Last August I deployed 14 temperature loggers in three different sites near Kangerlussuaq. I put loggers in streams and ponds, in the soil, and in the vegetation, not knowing for sure if they would survive the brutally cold and windy winter here in Greenland. I wrapped each dime-sized logger in parafilm for waterproofing, tied it off in the fingertip of a rubber glove, and sealed it tightly in a PVC container. I then used hose clamps and cable ties to attach them to tent stakes.
So, I was pretty excited when I went to one of the sites and easily found all of the loggers I deployed, and in good shape!
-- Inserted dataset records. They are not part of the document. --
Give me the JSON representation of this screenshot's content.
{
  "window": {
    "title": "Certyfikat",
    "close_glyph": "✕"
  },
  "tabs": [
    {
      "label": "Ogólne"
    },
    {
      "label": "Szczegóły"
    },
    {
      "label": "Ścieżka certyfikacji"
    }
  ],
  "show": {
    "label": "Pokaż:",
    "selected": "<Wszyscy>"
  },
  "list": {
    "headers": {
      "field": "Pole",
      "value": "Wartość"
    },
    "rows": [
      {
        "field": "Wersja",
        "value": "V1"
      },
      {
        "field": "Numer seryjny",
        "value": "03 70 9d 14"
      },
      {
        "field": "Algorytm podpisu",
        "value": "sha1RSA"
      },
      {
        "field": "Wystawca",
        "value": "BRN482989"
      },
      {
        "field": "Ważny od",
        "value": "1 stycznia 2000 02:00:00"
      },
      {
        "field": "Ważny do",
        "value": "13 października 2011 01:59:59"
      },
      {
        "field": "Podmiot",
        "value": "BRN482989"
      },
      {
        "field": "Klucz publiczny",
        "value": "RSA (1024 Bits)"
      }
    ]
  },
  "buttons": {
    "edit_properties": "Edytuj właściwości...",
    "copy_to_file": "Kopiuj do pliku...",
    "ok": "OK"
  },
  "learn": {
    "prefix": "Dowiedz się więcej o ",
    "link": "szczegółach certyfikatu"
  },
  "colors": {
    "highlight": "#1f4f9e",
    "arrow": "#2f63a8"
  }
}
I ended up finding all 14 loggers! The data are downloaded onto the computer and are very useful for planning experiments and future research. I also plan to re-deploy them all in the same locations so that we can have continuous and long-term measurements of temperatures in the soil, air, and aquatic habitats here in Greenland.
Julia spent the past two days working with a slightly more sophisticated type of data logger. These neat little instruments have one logging apparatus and four sensors attached.
She digs a hole and inserts each sensor at different depths to record soil temperatures from the surface to about 30cm. Today on the north facing slope of Vulgaris Valley (Hollywood Hill) she reached permafrost (soil that is continuously frozen for 2+ years). Made for some difficult digging!
Data loggers can also measure other environmental variables such as moisture and humidity. All in all, the technology has come a long way and it is now rather inexpensive and requires very little effort to collect a lot of data in remote places such as Greenland.